O artista, vendo o sorriso de sua rainha, sentiu-se muito satisfeito consigo mesmo. Foi apanhando cada um dos objetos que tinha lançado e guardando em diversas reentrâncias de sua colorida roupa. Quando terminou de recolher todos, fez uma profunda reverência para a rainha, depois para o público, que aplaudiu de pé.
– Fantástico – murmurou a rainha, aplaudindo com as pontas dos dedos.
O cerimonialista levantou-se e abriu o pergaminho.
– E nossa próxima atração, nessa abertura dos Festivais Dionisíacos é a Barda Guerreira de Potedia, Gabrielle!
A sala lotada, cheia de nobres mas também de escravos, servos e camponeses levantou-se e ovacionou. Xena inclinou-se para frente e observou, sentindo seu coração dobrar de velocidade e suas mãos suarem.
Gabrielle entrou pelo portão principal, carregando um buquê de flores. Andava com confiança e altivez, sorria para as pessoas e acenava para seus amigos.
Trajava um simples robe verde-água, sandálias, dois braceletes com temas amazônicos e um par de brincos no mesmo estilo. Seu cabelo trazia um complicado desenho de tranças que Xena nunca tinha visto antes. A rainha recostou-se novamente no trono e enxugou o suor das mãos na própria roupa.
Como está linda, pensou.
A barda caminhou até o palanque e dobrou um joelho diante da rainha, oferecendo-lhe o buquê de flores.

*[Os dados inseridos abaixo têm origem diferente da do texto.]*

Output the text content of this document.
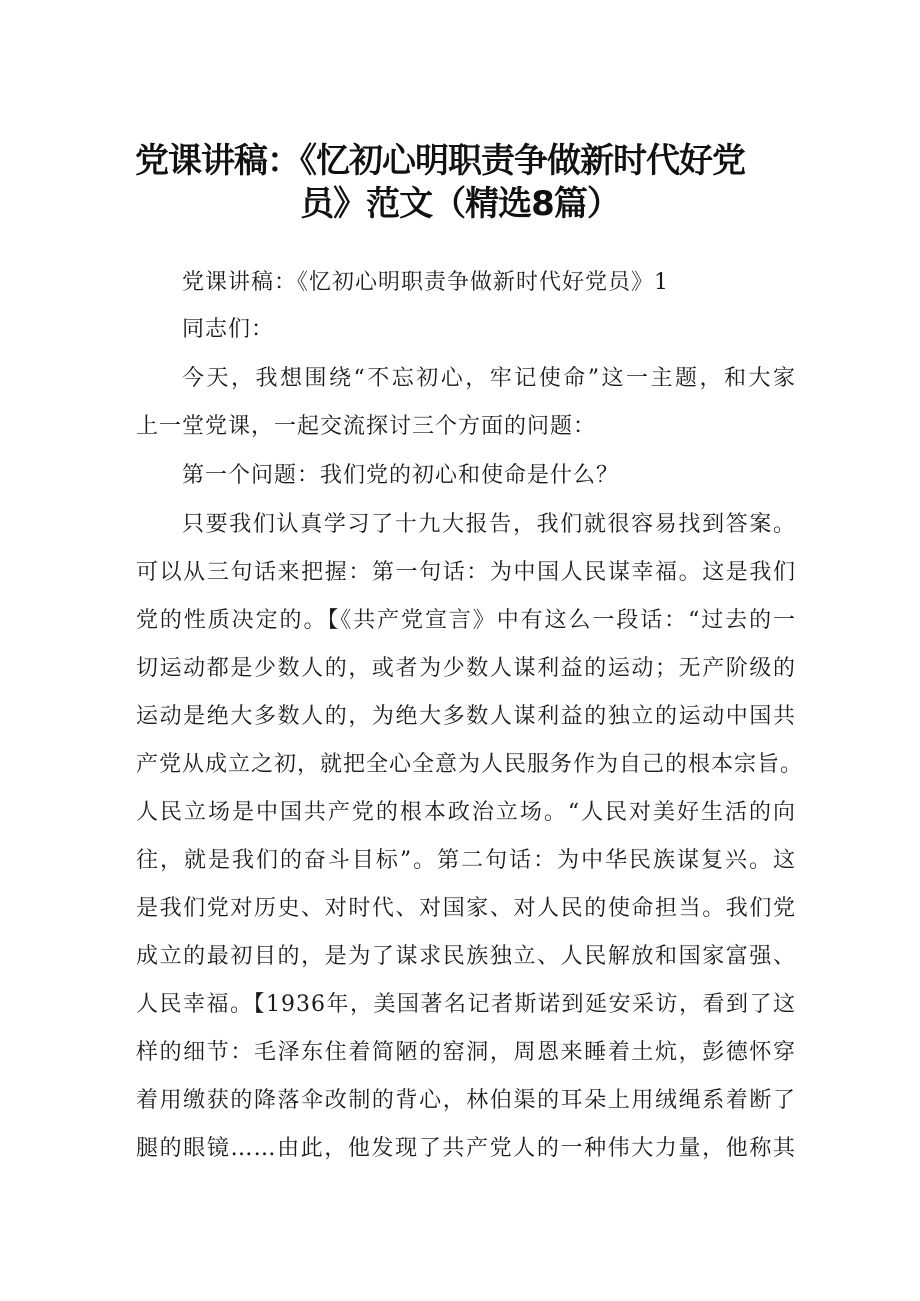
党课讲稿：《忆初心明职责争做新时代好党
员》范文（精选8篇）
党课讲稿：《忆初心明职责争做新时代好党员》1
同志们：
今天，我想围绕“不忘初心，牢记使命”这一主题，和大家
上一堂党课，一起交流探讨三个方面的问题：
第一个问题：我们党的初心和使命是什么？
只要我们认真学习了十九大报告，我们就很容易找到答案。
可以从三句话来把握：第一句话：为中国人民谋幸福。这是我们
党的性质决定的。【《共产党宣言》中有这么一段话：“过去的一
切运动都是少数人的，或者为少数人谋利益的运动；无产阶级的
运动是绝大多数人的，为绝大多数人谋利益的独立的运动中国共
产党从成立之初，就把全心全意为人民服务作为自己的根本宗旨。
人民立场是中国共产党的根本政治立场。“人民对美好生活的向
往，就是我们的奋斗目标”。第二句话：为中华民族谋复兴。这
是我们党对历史、对时代、对国家、对人民的使命担当。我们党
成立的最初目的，是为了谋求民族独立、人民解放和国家富强、
人民幸福。【1936年，美国著名记者斯诺到延安采访，看到了这
样的细节：毛泽东住着简陋的窑洞，周恩来睡着土炕，彭德怀穿
着用缴获的降落伞改制的背心，林伯渠的耳朵上用绒绳系着断了
腿的眼镜……由此，他发现了共产党人的一种伟大力量，他称其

– Obrigada pelo convite, sua Majestade – disse Gabrielle, solene.
Xena estendeu a mão e pegou o buquê. Tudo bem, era uma tradição que os bardos entregassem flores aos seus anfitriões, mas eles costumavam entregar campânulas, que simbolizavam gratidão, e não flores de cerejeira.
A rainha pegou o buquê e sentiu seu perfume. Flores de cerejeira significavam renovação, transformação, mudança. Costumavam aparecer em aniversários e outros rituais de mudança de ciclo e estação. Significavam o começo de uma nova fase na vida de alguém.
– Obrigada, Gabrielle – disse Xena, tão baixinho que Gabrielle teve que ler seus lábios.
– Não há de que, Majestade – respondeu a barda, curvando-se mais uma vez e virando-se para o público. Antes mesmo que a mulher começasse a falar todos já tinham silenciado, ansiosos por sua história.
A voz de Gabrielle ecoou límpida nas paredes do salão, e ela começou sua narração.